言照清并未立即伸手将刀拿走,仍旧只是背着手站在那儿。
阿弥被他弄得有些尴尬,索性将刀放在桌上,刀尖冲着才哥儿那头,叫才哥儿惊叫了一声。
“小心些啊!我才叫这刀打得落花流水的呢!”
阿弥一跨那长凳,坐妥了,扒拉自己第二碗面,并觑了一眼水玉山。
“哎,你们聊什么呢?”
水玉山大口囫囵吃面,“男人的事情,你一个姑娘家家的听不得。”
阿弥瞧了一眼转身坐下的执金吾参将,挑一挑眉,“若我偏要听听看呢?”
水玉山咽下面,“洞房花烛的事情,你也要听吗?”
阿弥呛了一呛,瞥一眼言照清,才同水玉山道:“你先前不是有过一个娘子么?这种事情还要跟京城的大人打听?他比较会么?”
水玉山默然一阵,对着被面呛着了的才哥儿和脸色不太好的言照清道:“童言无忌,她说话不过脑子。”
才哥儿顺了好半天,才将那呛人的面咽下去,灌了好几口汤,看着自家参将大人的脸色,没敢吱声。
跟阿弥打架,着实也累人,他这会儿气还没平顺呢。
“也不知道城中有没有好的铁匠,我那刀被你一刀断了,还不知道上哪儿修去呢。”
阿弥呲溜着面,“修什么修啊,你待会儿跟我回家去,我家里头有多的,你挑一把去用呗。”
才哥儿立即双目放光,“是人老君的收藏?!”
阿弥莫名其妙瞧他一眼,“不是,我师哥爱做刀,挂得家里没处挂了,全放我那儿去了。但那些刀都不太适合我用,不称手。

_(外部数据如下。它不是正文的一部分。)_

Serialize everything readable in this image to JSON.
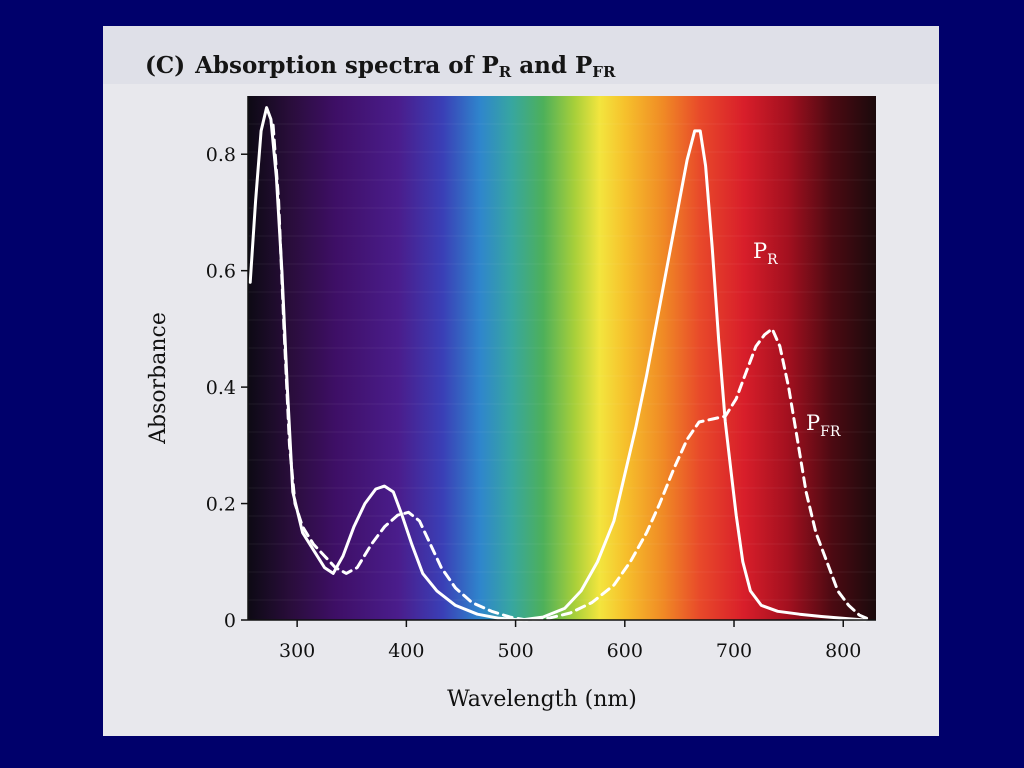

”
姜竹声偏爱重刀,刀身偏宽,又长,阿弥拎着都觉得使不上劲儿,更惘论将刀抡起来。
但对才哥儿或是言照清这样的,或许就刚刚好合适。
才哥儿不得见人老君的藏品,略有些失望,又接收到了言照清的眼色,顺着阿弥的话问:“你师兄?你还有个师兄呐?是谁啊?在江湖上有没有名气?”
阿弥埋头唏哩呼噜吃面,不说话。
心里直抽自己巴掌。
言多必失,言多必失,她不该因为同人打了一场,生出惺惺相惜的感情,就将师父和师兄供出来。
水玉山吃完了,起身就走,阿弥“哎”一声叫住他,“上哪儿去?”
也正巧将才哥儿这问打断了,糊弄过去。
“洞房花烛去!”水玉山头也不回往前走,没两步,又停下来,转头问阿弥,“你想一起么?”
回答他的是一双凌空射来的筷子,被水玉山大笑着一把攥住。
那反应速度和抓握的手势,叫言照清看在眼里,可算知道雨夜的县衙之中,她赤手抓箭的本领是跟谁学的了。
她还真是同许多人混着长大的,旁人身上的优点都被她学了个精巧。
李穆川是有意把她养成这样的吗?
作为一个杀手?一个刺客?一个能带兵的女将军?
言照清看着埋头吃面的人,没忘记方才刘志宏打的手势,有人在家里头等她。
“回家么?”
言照清将自己的横刀从她手边取走,没错过她依依不舍的眼神。将刀入了鞘,站起身来,慢条斯理问她。